Hacker News new | ask | show | jobs
by forapurpose 2997 days ago
Yes, I saw the same thing. Even when I've had people reviewing logs, I make the date prominent and train them to check it first. BVS's data is far more critical.

(I learned from a burnt hand: We engaged a non-technical but reliable user to check the daily backup log for errors and report any to us. One day we needed the backup and discovered it hadn't run at all for many weeks. Ouch. I asked the user; she said she indeed checked the logs daily and they were fine. She was right: She was seeing the log from the last backup, unchanged every day. My fault entirely, not hers: We should have anticipated the date problem, and we should have utilized someone technically literate enough to understand what they were reading - in this case, someone who would recognize an 'obvious' problem such as the numbers of files and bytes not changing. And we should have tested our backups more often, but that old lesson almost isn't worth mentioning.)

1 comments

Not that it will comfort you much but you are hardly alone in this. Bad backups, logging on the same servers as where access takes place and single points of failure in personnel are some of the most frequently occurring things I come across in my 'day job'.
Been there, done that.

I recently helped a company big enough that everyone here would recognize the name fix a lot of items around monitoring and logging after finding they were running an important production system in such a manner as to be essentially flying blind. Yeah, those fatal errors in the logs just might be important...

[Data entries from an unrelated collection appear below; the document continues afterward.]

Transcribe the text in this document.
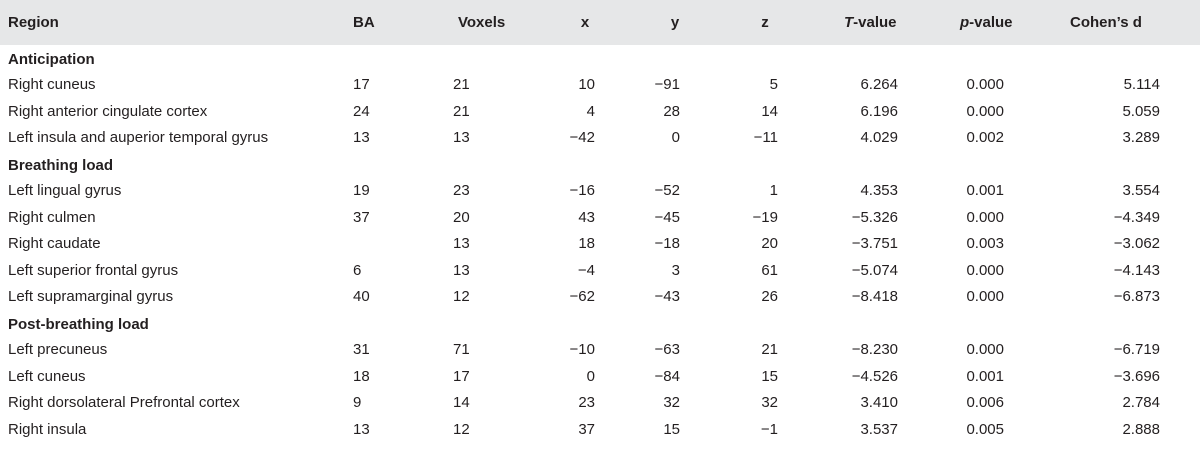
Region	BA	Voxels	x	y	z	T-value	p-value	Cohen’s d
Anticipation								
Right cuneus	17	21	10	−91	5	6.264	0.000	5.114
Right anterior cingulate cortex	24	21	4	28	14	6.196	0.000	5.059
Left insula and auperior temporal gyrus	13	13	−42	0	−11	4.029	0.002	3.289
Breathing load								
Left lingual gyrus	19	23	−16	−52	1	4.353	0.001	3.554
Right culmen	37	20	43	−45	−19	−5.326	0.000	−4.349
Right caudate		13	18	−18	20	−3.751	0.003	−3.062
Left superior frontal gyrus	6	13	−4	3	61	−5.074	0.000	−4.143
Left supramarginal gyrus	40	12	−62	−43	26	−8.418	0.000	−6.873
Post-breathing load								
Left precuneus	31	71	−10	−63	21	−8.230	0.000	−6.719
Left cuneus	18	17	0	−84	15	−4.526	0.001	−3.696
Right dorsolateral Prefrontal cortex	9	14	23	32	32	3.410	0.006	2.784
Right insula	13	12	37	15	−1	3.537	0.005	2.888
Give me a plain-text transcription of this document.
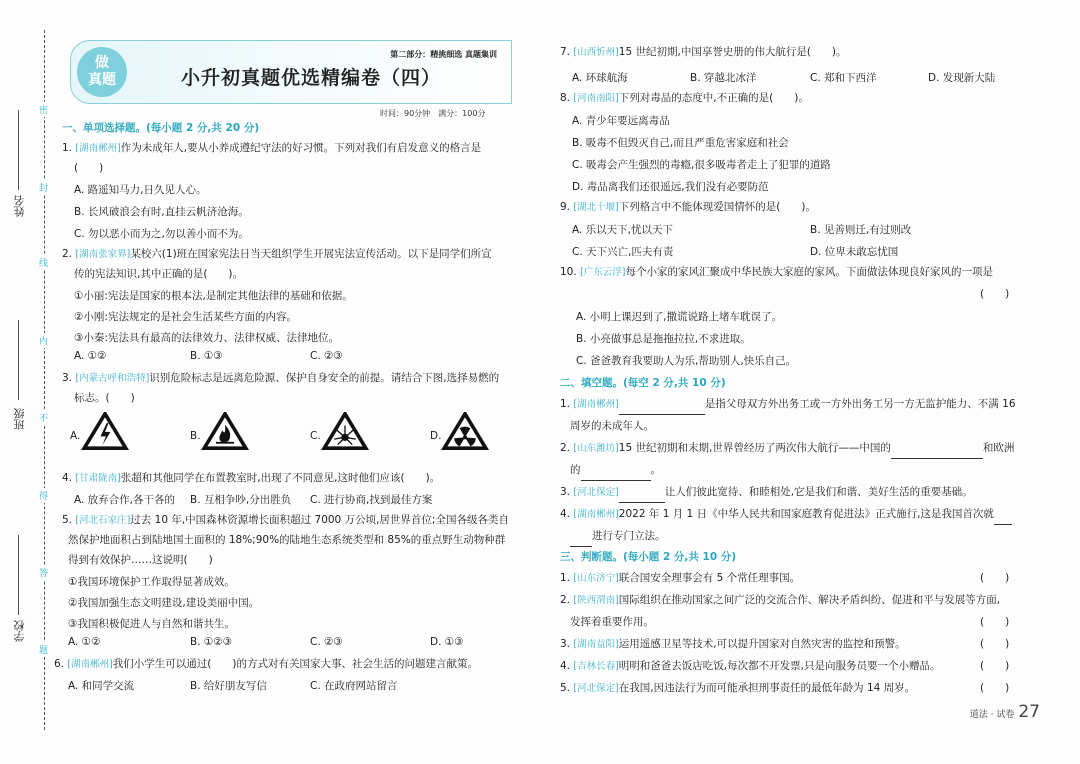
密
封
线
内
不
得
答
题
姓名
班级
学校
做
真题	小升初真题优选精编卷（四）
第二部分：精挑细选 真题集训
时间：90分钟　满分：100分
一、单项选择题。(每小题 2 分,共 20 分)
1. [湖南郴州]作为未成年人,要从小养成遵纪守法的好习惯。下列对我们有启发意义的格言是
(　　)
A. 路遥知马力,日久见人心。
B. 长风破浪会有时,直挂云帆济沧海。
C. 勿以恶小而为之,勿以善小而不为。
2. [湖南张家界]某校六(1)班在国家宪法日当天组织学生开展宪法宣传活动。以下是同学们所宣
传的宪法知识,其中正确的是(　　)。
①小丽:宪法是国家的根本法,是制定其他法律的基础和依据。
②小刚:宪法规定的是社会生活某些方面的内容。
③小秦:宪法具有最高的法律效力、法律权威、法律地位。
A. ①②	B. ①③	C. ②③
3. [内蒙古呼和浩特]识别危险标志是远离危险源、保护自身安全的前提。请结合下图,选择易燃的
标志。(　　)
A.	B.	C.	D.
4. [甘肃陇南]张超和其他同学在布置教室时,出现了不同意见,这时他们应该(　　)。
A. 放弃合作,各干各的 B. 互相争吵,分出胜负 C. 进行协商,找到最佳方案
5. [河北石家庄]过去 10 年,中国森林资源增长面积超过 7000 万公顷,居世界首位;全国各级各类自
然保护地面积占到陆地国土面积的 18%;90%的陆地生态系统类型和 85%的重点野生动物种群
得到有效保护……这说明(　　)
①我国环境保护工作取得显著成效。
②我国加强生态文明建设,建设美丽中国。
③我国积极促进人与自然和谐共生。
A. ①②	B. ①②③	C. ②③	D. ①③
6. [湖南郴州]我们小学生可以通过(　　)的方式对有关国家大事、社会生活的问题建言献策。
A. 和同学交流	B. 给好朋友写信	C. 在政府网站留言
7. [山西忻州]15 世纪初期,中国享誉史册的伟大航行是(　　)。
A. 环球航海	B. 穿越北冰洋	C. 郑和下西洋	D. 发现新大陆
8. [河南南阳]下列对毒品的态度中,不正确的是(　　)。
A. 青少年要远离毒品
B. 吸毒不但毁灭自己,而且严重危害家庭和社会
C. 吸毒会产生强烈的毒瘾,很多吸毒者走上了犯罪的道路
D. 毒品离我们还很遥远,我们没有必要防范
9. [湖北十堰]下列格言中不能体现爱国情怀的是(　　)。
A. 乐以天下,忧以天下	B. 见善则迁,有过则改
C. 天下兴亡,匹夫有责	D. 位卑未敢忘忧国
10. [广东云浮]每个小家的家风汇聚成中华民族大家庭的家风。下面做法体现良好家风的一项是
(　　)
A. 小明上课迟到了,撒谎说路上堵车耽误了。
B. 小亮做事总是拖拖拉拉,不求进取。
C. 爸爸教育我要助人为乐,帮助别人,快乐自己。
二、填空题。(每空 2 分,共 10 分)
1. [湖南郴州]	是指父母双方外出务工或一方外出务工另一方无监护能力、不满 16
周岁的未成年人。
2. [山东潍坊]15 世纪初期和末期,世界曾经历了两次伟大航行——中国的	和欧洲
的	。
3. [河北保定]	让人们彼此宽待、和睦相处,它是我们和谐、美好生活的重要基础。
4. [湖南郴州]2022 年 1 月 1 日《中华人民共和国家庭教育促进法》正式施行,这是我国首次就
进行专门立法。
三、判断题。(每小题 2 分,共 10 分)
1. [山东济宁]联合国安全理事会有 5 个常任理事国。	(　　)
2. [陕西渭南]国际组织在推动国家之间广泛的交流合作、解决矛盾纠纷、促进和平与发展等方面,
发挥着重要作用。	(　　)
3. [湖南益阳]运用遥感卫星等技术,可以提升国家对自然灾害的监控和预警。	(　　)
4. [吉林长春]明明和爸爸去饭店吃饭,每次都不开发票,只是向服务员要一个小赠品。	(　　)
5. [河北保定]在我国,因违法行为而可能承担刑事责任的最低年龄为 14 周岁。	(　　)
道法 · 试卷 27
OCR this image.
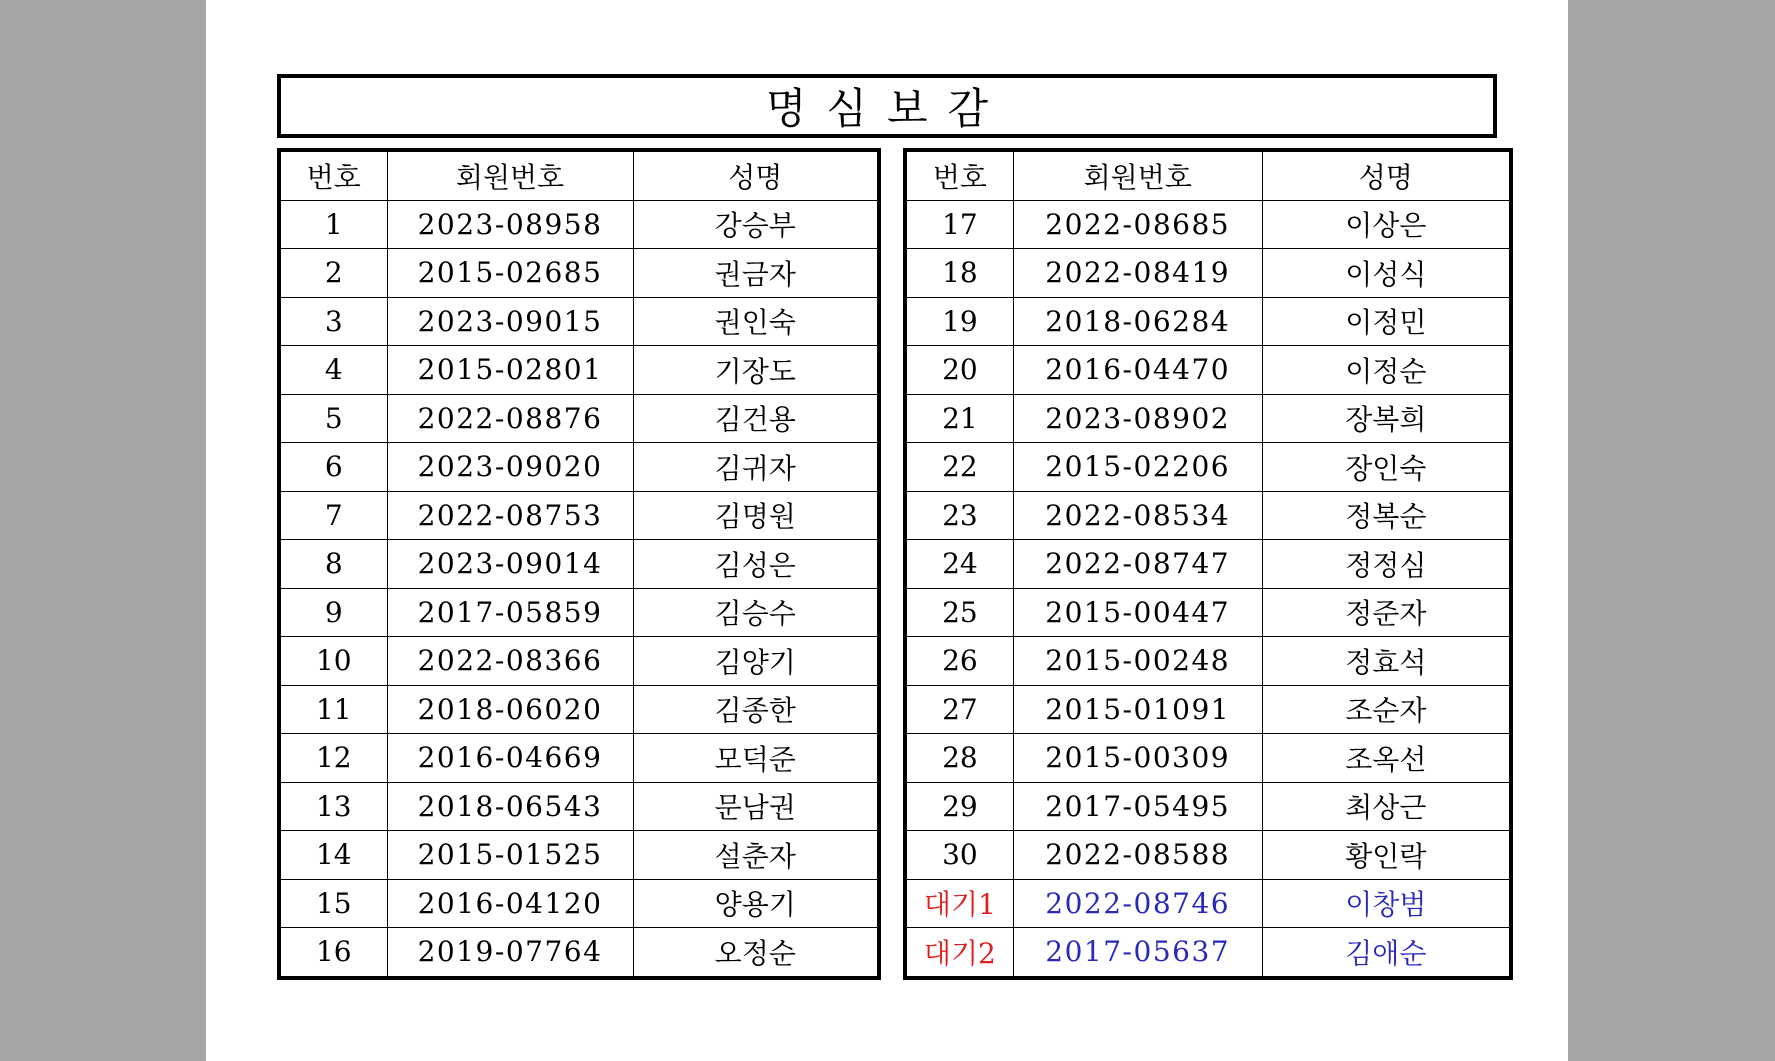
명심보감
번호	회원번호	성명
1	2023-08958	강승부
2	2015-02685	권금자
3	2023-09015	권인숙
4	2015-02801	기장도
5	2022-08876	김건용
6	2023-09020	김귀자
7	2022-08753	김명원
8	2023-09014	김성은
9	2017-05859	김승수
10	2022-08366	김양기
11	2018-06020	김종한
12	2016-04669	모덕준
13	2018-06543	문남권
14	2015-01525	설춘자
15	2016-04120	양용기
16	2019-07764	오정순
번호	회원번호	성명
17	2022-08685	이상은
18	2022-08419	이성식
19	2018-06284	이정민
20	2016-04470	이정순
21	2023-08902	장복희
22	2015-02206	장인숙
23	2022-08534	정복순
24	2022-08747	정정심
25	2015-00447	정준자
26	2015-00248	정효석
27	2015-01091	조순자
28	2015-00309	조옥선
29	2017-05495	최상근
30	2022-08588	황인락
대기1	2022-08746	이창범
대기2	2017-05637	김애순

Thanks, and I know it well; that was an early lesson. Backups in particular are an amazing cesspool of problems for something so conceptually simple.
That's the thing that always bugs me, the vast majority of the items that I end up with on the todo list after a review would cost $0 or very little to get right.

Super frustrating. And you can't even rely on things staying fixed either, you have to review periodically or it will be back to square #1 within the year.

> the vast majority of the items that I end up with on the todo list after a review would cost $0 or very little to get right

Agreed, and I drive people crazy with my focus on those things. Thorough design and implementation (including testing) up front cost far less than correcting problems later, and they don't add the enormous cost of downtime and other failures.

But ... I've found that human beings, even serious professionals, have a capacity limit for details, and it's not very high; and if it's for an over-the-horizon risk, attention is very limited. That is my biggest constraint, editing down the details, organizing them, automating them, and making trade-offs to reduce them to a point where others don't throw up their hands. Also, it's hard to get the budget for that up front investment in what looks to others like obsessiveness (it's not; it's carefully considered ROI).

So when you show up for your review (I don't know exactly what you do, but I have an impression), 1,000 details might have been addressed but 50 overlooked. or 1,050 details might have been implemented but there was no capacity for the next 100 - resources ran out, something else came up, etc.

So I can see it both ways.

Good stuff, thank you, I can see there might be some way to get a process in place to avoid these relapses.